The grass may squelch under foot and the sky may yet have more rain for us, but the atmosphere does feel markedly different outside today at Compton Verney. I’ve just returned from carrying out a few odd jobs in the park and was uplifted as always by the flowers that are, despite the weather, out in abundance.

Cowslip, Primula veris

Common Cowslip (Primula veris)

Just a few steps from the café exit door there’s a gravel path that leads around the West Lawn, which is actually a wild flower meadow in disguise. For much of the autumn and winter season the lawn remains green just as Lancelot ‘Capability’ Brown would have intended, although right now the grassy expanse is beginning its meadow season transformation, and is pierced with bright yellow Common Cowslip flowers held on tall, single stems. (Primula veris).

Lesser celandine

Lesser Celandine (Ficaria verna)

Whilst the grass remains quite low to the ground, the closer-growing Lesser Celandine (Ficaria verna) carpets large areas with their star-like bright yellow flowers complimenting the cowslips perfectly. Considering also the abundance of Daffodils that are blooming right now, we could be fooled into thinking it’s the season to be yellow, but we would be wrong…

Just a little further around the West Lawn for example we come to a Lime tree grove where tall pollard trees create a sense of awe, whilst also framing views both to and from the historic house. Around the low-sweeping branches that brush the ground, lush foliage remains from the Winter Aconites, and in amongst its foliage are some of the most delicate and attractive flowers.



Star of Bethlehem, Ornithogalum nutans

Drooping Star of Bethlehem (Ornithogalum nutans)

Drooping Star of Bethlehem (Ornithogalum nutans) is presently flowering, with strappy foliage giving rise to racemes of white flowers at around 40cm, which gracefully call out for attention. The Ornithogalum are naturalised through this area, along with the much smaller Siberian Squill (Scilla siberica). Those at Compton Verney are lighter shades, growing to around 20cm, although still in stunning shades of blue that sing out in the reduced light beneath the trees.

Scilla siberica, Squill

Siberian Squill (Scilla siberica).


Have I got time to squeeze another one in? Yes go on then I hear you say! Then do look for the blue flowers of Anemone blanda, commonly called Windflower or sometimes the Sapphire anemone. They are gathered at present beneath a lone Lime tree, but clothe the ground in quantity and cry out for closer inspection, although beware – the delicate flower stalks of our Wild Tulips are also waiting in the wings, so be careful not to squash these before they get their chance to shine!

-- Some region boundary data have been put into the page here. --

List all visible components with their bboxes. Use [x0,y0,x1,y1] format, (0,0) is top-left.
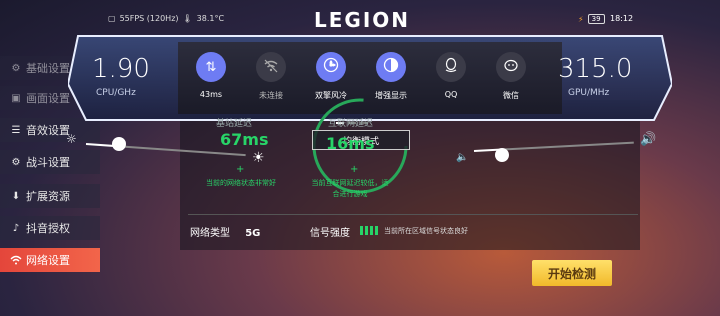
qq-icon [444,57,458,77]
wifi-label: 未连接 [259,91,283,100]
latency-label: 43ms [199,90,223,99]
volume-slider-handle[interactable] [495,148,509,162]
divider [188,214,638,215]
internet-latency-desc-2: 合进行游戏 [332,190,368,198]
menu-item-resources[interactable]: ⬇ 扩展资源 [0,184,100,208]
network-type-label: 网络类型 [190,228,230,239]
menu-item-label: 音效设置 [26,124,70,137]
menu-item-network[interactable]: 网络设置 [0,248,100,272]
internet-latency-value: 16ms [326,134,375,153]
signal-strength-label: 信号强度 [310,228,350,239]
base-latency-value: 67ms [220,130,269,149]
enhance-display-button[interactable] [376,52,406,82]
plus-icon: + [236,164,245,175]
contrast-icon [383,57,399,77]
signal-bars-icon [360,226,378,235]
internet-latency-label: 互联网延迟 [328,119,374,129]
temperature-text: 38.1°C [196,14,225,23]
clock: 18:12 [610,14,634,23]
battery-level: 39 [587,14,605,24]
menu-item-label: 基础设置 [26,62,70,75]
qq-label: QQ [444,90,458,99]
menu-item-label: 画面设置 [26,92,70,105]
battery-indicator: ⚡ 39 [578,14,605,24]
cooling-button[interactable] [316,52,346,82]
gpu-unit: GPU/MHz [568,88,610,98]
fan-icon [323,57,339,77]
brightness-low-icon: ☼ [66,132,77,146]
fps-icon: ▢ [108,14,116,23]
douyin-icon: ♪ [12,222,20,234]
legion-logo: LEGION [314,8,411,32]
gear-icon: ⚙ [11,156,21,168]
menu-item-combat[interactable]: ⚙ 战斗设置 [0,150,100,174]
image-icon: ▣ [11,92,21,104]
brightness-high-icon: ☀ [252,150,265,166]
network-type-row: 网络类型 5G [190,224,260,239]
cpu-unit: CPU/GHz [96,88,136,98]
menu-item-label: 扩展资源 [26,190,70,203]
wifi-icon [10,254,22,266]
gear-icon: ⚙ [11,62,21,74]
brightness-slider-handle[interactable] [112,137,126,151]
equalizer-icon: ☰ [11,124,21,136]
wifi-button[interactable] [256,52,286,82]
menu-item-label: 抖音授权 [26,222,70,235]
latency-icon: ⇅ [205,59,217,75]
wechat-label: 微信 [503,91,519,100]
signal-desc: 当前所在区域信号状态良好 [384,227,468,235]
status-bar: ▢ 55FPS (120Hz) 🌡 38.1°C LEGION ⚡ 39 18:… [0,0,720,36]
fps-readout: ▢ 55FPS (120Hz) 🌡 38.1°C [108,14,224,23]
volume-high-icon: 🔊 [640,132,657,147]
download-icon: ⬇ [11,190,21,202]
menu-item-label: 网络设置 [26,254,70,267]
network-type-value: 5G [245,228,261,239]
fps-text: 55FPS (120Hz) [119,14,179,23]
qq-button[interactable] [436,52,466,82]
internet-latency-desc-1: 当前互联网延迟较低，适 [311,179,389,187]
wifi-off-icon [263,58,279,77]
plus-icon: + [350,164,359,175]
thermometer-icon: 🌡 [182,14,193,23]
volume-low-icon: 🔈 [456,152,469,163]
charging-icon: ⚡ [578,14,584,24]
latency-button[interactable]: ⇅ [196,52,226,82]
menu-item-label: 战斗设置 [26,156,70,169]
gpu-value: 315.0 [558,54,633,84]
cpu-value: 1.90 [92,54,150,84]
start-test-button[interactable]: 开始检测 [532,260,612,286]
base-latency-label: 基站延迟 [216,119,253,129]
base-latency-desc: 当前的网络状态非常好 [206,179,276,187]
wechat-button[interactable] [496,52,526,82]
menu-item-douyin[interactable]: ♪ 抖音授权 [0,216,100,240]
wechat-icon [503,58,519,77]
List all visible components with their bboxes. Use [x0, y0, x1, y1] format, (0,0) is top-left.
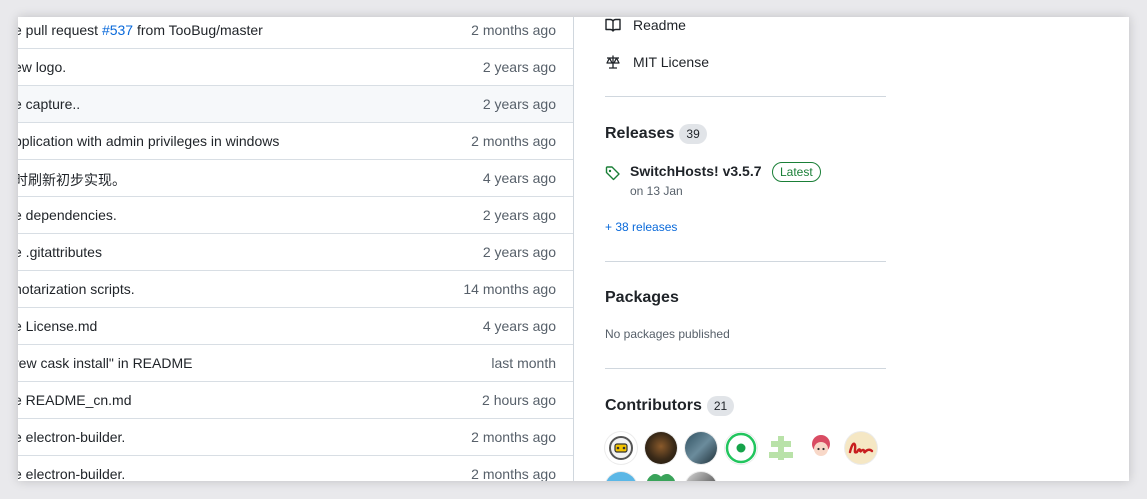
releases-heading[interactable]: Releases 39 [605, 124, 707, 144]
tag-icon [605, 166, 620, 181]
commit-row: e electron-builder. 2 months ago [18, 419, 573, 456]
commit-message[interactable]: e electron-builder. [18, 466, 125, 481]
avatar[interactable] [605, 472, 637, 481]
commit-message-text: rew cask install" in README [18, 355, 193, 371]
latest-release: SwitchHosts! v3.5.7 Latest on 13 Jan [605, 162, 886, 203]
commit-message-text: e electron-builder. [18, 429, 126, 445]
commit-message-text: e electron-builder. [18, 466, 126, 481]
contributor-avatars [605, 432, 886, 481]
license-link[interactable]: MIT License [605, 52, 709, 72]
commit-time[interactable]: 2 years ago [483, 207, 556, 223]
commit-row: e .gitattributes 2 years ago [18, 234, 573, 271]
browser-window: e pull request #537 from TooBug/master 2 … [18, 17, 1129, 481]
more-releases-link[interactable]: + 38 releases [605, 220, 677, 234]
commit-row: e dependencies. 2 years ago [18, 197, 573, 234]
avatar[interactable] [845, 432, 877, 464]
commit-time[interactable]: 2 months ago [471, 429, 556, 445]
divider [605, 368, 886, 369]
readme-label: Readme [633, 17, 686, 33]
no-packages-text: No packages published [605, 327, 730, 341]
commit-message-text: 时刷新初步实现。 [18, 172, 126, 188]
commit-message-text: e .gitattributes [18, 244, 102, 260]
commit-time[interactable]: 2 years ago [483, 96, 556, 112]
commit-row: notarization scripts. 14 months ago [18, 271, 573, 308]
commit-time[interactable]: 4 years ago [483, 318, 556, 334]
commit-time[interactable]: 4 years ago [483, 170, 556, 186]
release-date: on 13 Jan [630, 184, 683, 198]
avatar[interactable] [645, 432, 677, 464]
contributors-count: 21 [706, 396, 735, 416]
commit-message[interactable]: e pull request #537 from TooBug/master [18, 22, 263, 38]
commit-message[interactable]: e capture.. [18, 96, 80, 112]
commit-time[interactable]: last month [491, 355, 556, 371]
commit-message-text: e capture.. [18, 96, 81, 112]
book-icon [605, 18, 621, 32]
releases-count: 39 [679, 124, 707, 144]
commit-row: rew cask install" in README last month [18, 345, 573, 382]
commit-message-text: e pull request [18, 22, 102, 38]
commit-row: pplication with admin privileges in wind… [18, 123, 573, 160]
packages-heading[interactable]: Packages [605, 289, 679, 307]
avatar[interactable] [685, 472, 717, 481]
commit-row: 时刷新初步实现。 4 years ago [18, 160, 573, 197]
commit-time[interactable]: 2 years ago [483, 59, 556, 75]
avatar[interactable] [725, 432, 757, 464]
divider [605, 261, 886, 262]
commit-message[interactable]: e License.md [18, 318, 97, 334]
commit-message-text: pplication with admin privileges in wind… [18, 133, 280, 149]
divider [605, 96, 886, 97]
commit-time[interactable]: 2 hours ago [482, 392, 556, 408]
commit-message[interactable]: e electron-builder. [18, 429, 125, 445]
readme-link[interactable]: Readme [605, 17, 686, 35]
packages-title: Packages [605, 289, 679, 306]
commit-row: e License.md 4 years ago [18, 308, 573, 345]
contributors-title: Contributors [605, 397, 702, 414]
avatar[interactable] [805, 432, 837, 464]
commit-list: e pull request #537 from TooBug/master 2 … [18, 17, 574, 481]
commit-time[interactable]: 14 months ago [463, 281, 556, 297]
commit-row: e capture.. 2 years ago [18, 86, 573, 123]
commit-message[interactable]: ew logo. [18, 59, 66, 75]
commit-message[interactable]: rew cask install" in README [18, 355, 192, 371]
commit-message[interactable]: e .gitattributes [18, 244, 102, 260]
commit-message-text: notarization scripts. [18, 281, 135, 297]
avatar[interactable] [685, 432, 717, 464]
commit-message[interactable]: e README_cn.md [18, 392, 131, 408]
commit-message[interactable]: 时刷新初步实现。 [18, 170, 126, 190]
commit-message-text: from TooBug/master [133, 22, 263, 38]
pull-request-link[interactable]: #537 [102, 22, 133, 38]
release-name-link[interactable]: SwitchHosts! v3.5.7 [630, 163, 762, 179]
commit-message-text: e dependencies. [18, 207, 117, 223]
commit-time[interactable]: 2 months ago [471, 133, 556, 149]
contributors-heading[interactable]: Contributors 21 [605, 396, 735, 416]
commit-time[interactable]: 2 months ago [471, 22, 556, 38]
avatar[interactable] [605, 432, 637, 464]
commit-row: e pull request #537 from TooBug/master 2 … [18, 17, 573, 49]
latest-badge: Latest [772, 162, 821, 182]
commit-message[interactable]: pplication with admin privileges in wind… [18, 133, 279, 149]
commit-row: e electron-builder. 2 months ago [18, 456, 573, 481]
commit-message[interactable]: notarization scripts. [18, 281, 135, 297]
commit-time[interactable]: 2 months ago [471, 466, 556, 481]
commit-message[interactable]: e dependencies. [18, 207, 117, 223]
commit-message-text: e README_cn.md [18, 392, 132, 408]
law-icon [606, 55, 620, 69]
commit-time[interactable]: 2 years ago [483, 244, 556, 260]
commit-row: ew logo. 2 years ago [18, 49, 573, 86]
avatar[interactable] [765, 432, 797, 464]
commit-message-text: e License.md [18, 318, 98, 334]
releases-title: Releases [605, 125, 675, 142]
avatar[interactable] [645, 472, 677, 481]
commit-message-text: ew logo. [18, 59, 67, 75]
license-label: MIT License [633, 54, 709, 70]
commit-row: e README_cn.md 2 hours ago [18, 382, 573, 419]
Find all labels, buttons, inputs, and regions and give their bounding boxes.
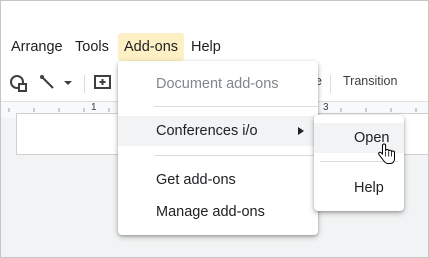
menu-item-get-add-ons[interactable]: Get add-ons [118,165,318,195]
menu-item-manage-add-ons[interactable]: Manage add-ons [118,197,318,227]
transition-button[interactable]: Transition [343,74,397,88]
add-ons-menu: Document add-ons Conferences i/o Get add… [118,61,318,235]
menu-arrange[interactable]: Arrange [5,33,69,61]
ruler-number: 1 [91,102,97,113]
submenu-item-help[interactable]: Help [314,173,404,203]
menu-bar: Arrange Tools Add-ons Help [1,33,428,61]
menu-help[interactable]: Help [185,33,227,61]
menu-tools[interactable]: Tools [69,33,115,61]
menu-separator [154,155,318,156]
hand-cursor-icon [378,143,395,164]
ruler-number: 3 [323,102,329,113]
menu-add-ons[interactable]: Add-ons [118,33,185,61]
toolbar-divider [84,75,85,93]
shape-icon[interactable] [9,73,29,93]
menu-item-label: Conferences i/o [156,123,258,139]
line-icon[interactable] [38,73,58,93]
menu-item-document-add-ons: Document add-ons [156,76,279,92]
menu-item-conferences-io[interactable]: Conferences i/o [118,116,318,146]
chevron-down-icon[interactable] [62,73,74,93]
add-comment-icon[interactable] [93,73,113,93]
toolbar-divider [330,75,331,93]
app-window: Arrange Tools Add-ons Help e Transition [0,0,429,258]
menu-separator [154,106,318,107]
submenu-arrow-icon [298,127,304,135]
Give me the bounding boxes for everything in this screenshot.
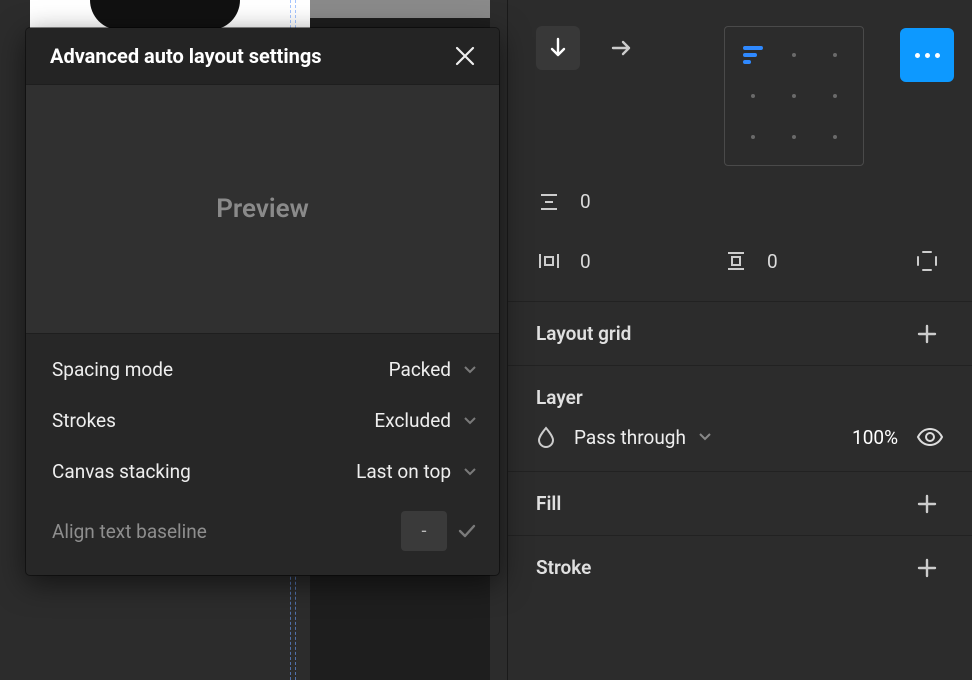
independent-sides-icon bbox=[915, 249, 939, 273]
layout-grid-title: Layout grid bbox=[536, 322, 631, 345]
align-text-baseline-row: Align text baseline - bbox=[52, 511, 477, 551]
opacity-value[interactable]: 100% bbox=[852, 426, 898, 449]
vertical-gap-value[interactable]: 0 bbox=[580, 190, 591, 213]
chevron-down-icon bbox=[463, 365, 477, 375]
layout-grid-section: Layout grid bbox=[508, 302, 972, 366]
vertical-gap-icon bbox=[536, 191, 562, 213]
align-bottom-center[interactable] bbox=[774, 116, 815, 157]
dialog-header: Advanced auto layout settings bbox=[26, 28, 499, 84]
preview-area: Preview bbox=[26, 84, 499, 334]
canvas-stacking-value: Last on top bbox=[356, 460, 451, 483]
strokes-value: Excluded bbox=[374, 409, 451, 432]
arrow-right-icon bbox=[610, 38, 634, 58]
strokes-dropdown[interactable]: Excluded bbox=[374, 409, 477, 432]
layer-section-header: Layer bbox=[508, 366, 972, 415]
eye-icon bbox=[916, 427, 944, 447]
preview-label: Preview bbox=[216, 194, 309, 224]
canvas-stacking-row: Canvas stacking Last on top bbox=[52, 460, 477, 483]
blend-mode-dropdown[interactable]: Pass through bbox=[574, 426, 712, 449]
add-fill-button[interactable] bbox=[916, 493, 944, 515]
stroke-title: Stroke bbox=[536, 556, 591, 579]
inspector-panel: 0 0 0 Layout grid bbox=[507, 0, 972, 680]
align-text-baseline-value: - bbox=[422, 521, 427, 542]
spacing-mode-dropdown[interactable]: Packed bbox=[389, 358, 477, 381]
direction-vertical-button[interactable] bbox=[536, 26, 580, 70]
visibility-toggle[interactable] bbox=[916, 427, 944, 447]
align-bottom-right[interactable] bbox=[814, 116, 855, 157]
add-layout-grid-button[interactable] bbox=[916, 323, 944, 345]
stroke-section: Stroke bbox=[508, 536, 972, 599]
chevron-down-icon bbox=[463, 467, 477, 477]
align-middle-left[interactable] bbox=[733, 76, 774, 117]
align-bottom-left[interactable] bbox=[733, 116, 774, 157]
add-stroke-button[interactable] bbox=[916, 557, 944, 579]
fill-section: Fill bbox=[508, 472, 972, 536]
align-text-baseline-check[interactable] bbox=[457, 523, 477, 539]
align-top-left[interactable] bbox=[733, 35, 774, 76]
spacing-mode-value: Packed bbox=[389, 358, 451, 381]
align-text-baseline-label: Align text baseline bbox=[52, 520, 207, 543]
canvas-stacking-dropdown[interactable]: Last on top bbox=[356, 460, 477, 483]
chevron-down-icon bbox=[698, 432, 712, 442]
canvas-stacking-label: Canvas stacking bbox=[52, 460, 191, 483]
alignment-grid[interactable] bbox=[724, 26, 864, 166]
advanced-autolayout-dialog: Advanced auto layout settings Preview Sp… bbox=[26, 28, 499, 575]
arrow-down-icon bbox=[548, 37, 568, 59]
align-top-right[interactable] bbox=[814, 35, 855, 76]
align-text-baseline-toggle[interactable]: - bbox=[401, 511, 447, 551]
chevron-down-icon bbox=[463, 416, 477, 426]
layer-title: Layer bbox=[536, 386, 583, 409]
fill-title: Fill bbox=[536, 492, 561, 515]
layer-section-body: Pass through 100% bbox=[508, 415, 972, 472]
strokes-label: Strokes bbox=[52, 409, 116, 432]
plus-icon bbox=[916, 557, 938, 579]
strokes-row: Strokes Excluded bbox=[52, 409, 477, 432]
plus-icon bbox=[916, 493, 938, 515]
blend-mode-value: Pass through bbox=[574, 426, 686, 449]
direction-horizontal-button[interactable] bbox=[600, 26, 644, 70]
blend-mode-icon bbox=[536, 425, 556, 449]
autolayout-section: 0 0 0 bbox=[508, 0, 972, 302]
plus-icon bbox=[916, 323, 938, 345]
independent-padding-button[interactable] bbox=[910, 243, 944, 279]
horizontal-padding-icon bbox=[536, 251, 562, 271]
dialog-title: Advanced auto layout settings bbox=[50, 44, 322, 68]
spacing-mode-row: Spacing mode Packed bbox=[52, 358, 477, 381]
check-icon bbox=[457, 523, 477, 539]
autolayout-more-button[interactable] bbox=[900, 28, 954, 82]
align-top-center[interactable] bbox=[774, 35, 815, 76]
vertical-padding-value[interactable]: 0 bbox=[767, 250, 778, 273]
horizontal-padding-value[interactable]: 0 bbox=[580, 250, 591, 273]
align-middle-center[interactable] bbox=[774, 76, 815, 117]
spacing-mode-label: Spacing mode bbox=[52, 358, 173, 381]
close-icon bbox=[453, 44, 477, 68]
close-button[interactable] bbox=[453, 44, 477, 68]
align-middle-right[interactable] bbox=[814, 76, 855, 117]
vertical-padding-icon bbox=[723, 250, 749, 272]
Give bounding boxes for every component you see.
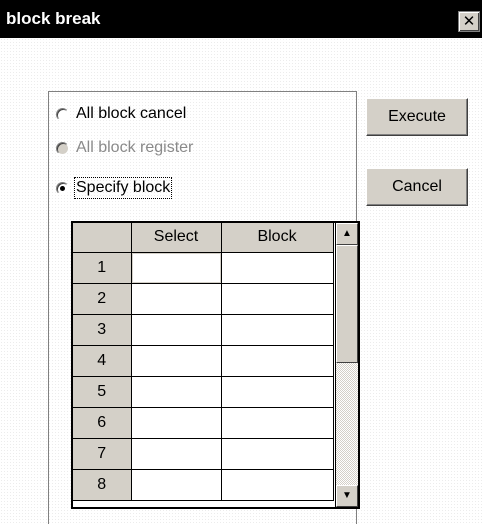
radio-label: All block cancel: [76, 105, 187, 122]
select-cell[interactable]: [131, 376, 222, 408]
radio-specify-block[interactable]: Specify block: [56, 175, 173, 201]
row-header[interactable]: 1: [73, 252, 132, 284]
block-table[interactable]: Select Block 1 2 3 4 5 6 7 8 ▲ ▼: [71, 221, 360, 509]
select-cell[interactable]: [131, 469, 222, 501]
scroll-down-button[interactable]: ▼: [336, 485, 358, 507]
arrow-up-icon: ▲: [342, 228, 352, 239]
execute-button[interactable]: Execute: [366, 98, 468, 136]
block-cell[interactable]: [221, 469, 334, 501]
select-cell[interactable]: [131, 345, 222, 377]
row-header[interactable]: 4: [73, 345, 132, 377]
radio-label: Specify block: [73, 177, 173, 199]
window-title: block break: [6, 9, 101, 28]
column-header-select[interactable]: Select: [131, 223, 222, 253]
block-cell[interactable]: [221, 283, 334, 315]
select-cell[interactable]: [131, 438, 222, 470]
cancel-button[interactable]: Cancel: [366, 168, 468, 206]
column-header-block[interactable]: Block: [221, 223, 334, 253]
vertical-scrollbar[interactable]: ▲ ▼: [335, 223, 358, 507]
radio-all-block-cancel[interactable]: All block cancel: [56, 101, 186, 127]
block-cell[interactable]: [221, 376, 334, 408]
arrow-down-icon: ▼: [342, 490, 352, 501]
block-grid: Select Block 1 2 3 4 5 6 7 8: [73, 223, 334, 501]
block-cell[interactable]: [221, 345, 334, 377]
corner-header[interactable]: [73, 223, 132, 253]
select-cell[interactable]: [131, 283, 222, 315]
select-cell[interactable]: [131, 407, 222, 439]
table-row: 4: [73, 345, 334, 377]
radio-all-block-register: All block register: [56, 135, 193, 161]
scroll-thumb[interactable]: [336, 245, 358, 363]
title-bar[interactable]: block break ✕: [0, 0, 482, 38]
radio-selected-icon: [56, 181, 69, 195]
close-button[interactable]: ✕: [458, 11, 480, 32]
table-header-row: Select Block: [73, 223, 334, 253]
table-row: 1: [73, 252, 334, 284]
block-cell[interactable]: [221, 407, 334, 439]
row-header[interactable]: 3: [73, 314, 132, 346]
radio-label: All block register: [76, 139, 194, 156]
dialog-body: All block cancel All block register Spec…: [0, 38, 482, 524]
table-row: 5: [73, 376, 334, 408]
row-header[interactable]: 2: [73, 283, 132, 315]
block-cell[interactable]: [221, 252, 334, 284]
row-header[interactable]: 6: [73, 407, 132, 439]
close-icon: ✕: [462, 12, 476, 30]
block-cell[interactable]: [221, 438, 334, 470]
radio-icon: [56, 141, 69, 155]
select-cell[interactable]: [131, 252, 222, 284]
block-cell[interactable]: [221, 314, 334, 346]
table-row: 7: [73, 438, 334, 470]
radio-icon: [56, 107, 69, 121]
table-row: 6: [73, 407, 334, 439]
table-row: 8: [73, 469, 334, 501]
table-row: 2: [73, 283, 334, 315]
scroll-up-button[interactable]: ▲: [336, 223, 358, 245]
row-header[interactable]: 8: [73, 469, 132, 501]
row-header[interactable]: 7: [73, 438, 132, 470]
select-cell[interactable]: [131, 314, 222, 346]
table-row: 3: [73, 314, 334, 346]
row-header[interactable]: 5: [73, 376, 132, 408]
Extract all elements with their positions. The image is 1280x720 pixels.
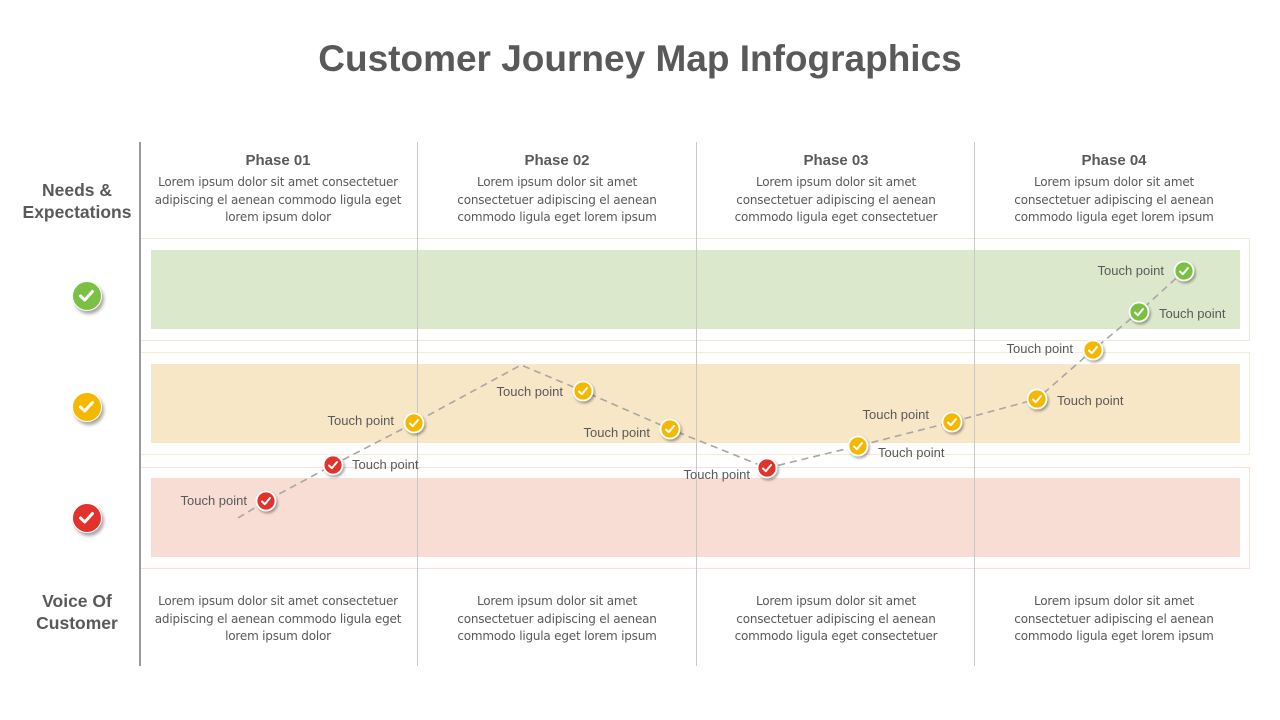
touch-point-3: Touch point [328, 412, 425, 434]
touch-point-label: Touch point [497, 384, 564, 399]
touch-point-label: Touch point [181, 493, 248, 508]
touch-point-5: Touch point [584, 418, 681, 440]
touch-point-label: Touch point [684, 467, 751, 482]
neutral-touch-point-marker [659, 418, 681, 440]
touch-point-8: Touch point [863, 407, 963, 433]
touch-points: Touch point Touch point Touch point Touch p… [181, 260, 1226, 512]
neutral-touch-point-marker [1082, 339, 1104, 361]
positive-touch-point-marker [1128, 301, 1150, 323]
neutral-touch-point-marker [403, 412, 425, 434]
touch-point-label: Touch point [863, 407, 930, 422]
negative-touch-point-marker [255, 490, 277, 512]
neutral-touch-point-marker [1026, 388, 1048, 410]
touch-point-6: Touch point [684, 457, 778, 482]
touch-point-label: Touch point [328, 413, 395, 428]
neutral-touch-point-marker [941, 411, 963, 433]
touch-point-7: Touch point [847, 435, 945, 460]
touch-point-label: Touch point [1159, 306, 1226, 321]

Anemone blanda, Windflower, Sapphire Anemone

Anemone blanda, commonly called Windflower or Sapphire anemone

I really should stop there – although this is just the West Lawn I’ve been writing about, and there’s more to discover across the lake in the Ice House Plantation! I’ll be blogging soon to update about the work of the grounds team, but if you can’t work your garden just now because it’s a little too wet, why not visit Compton Verney and enjoy our flowers!

Kind regards

Gary Webb, Head of Landscape & Gardens.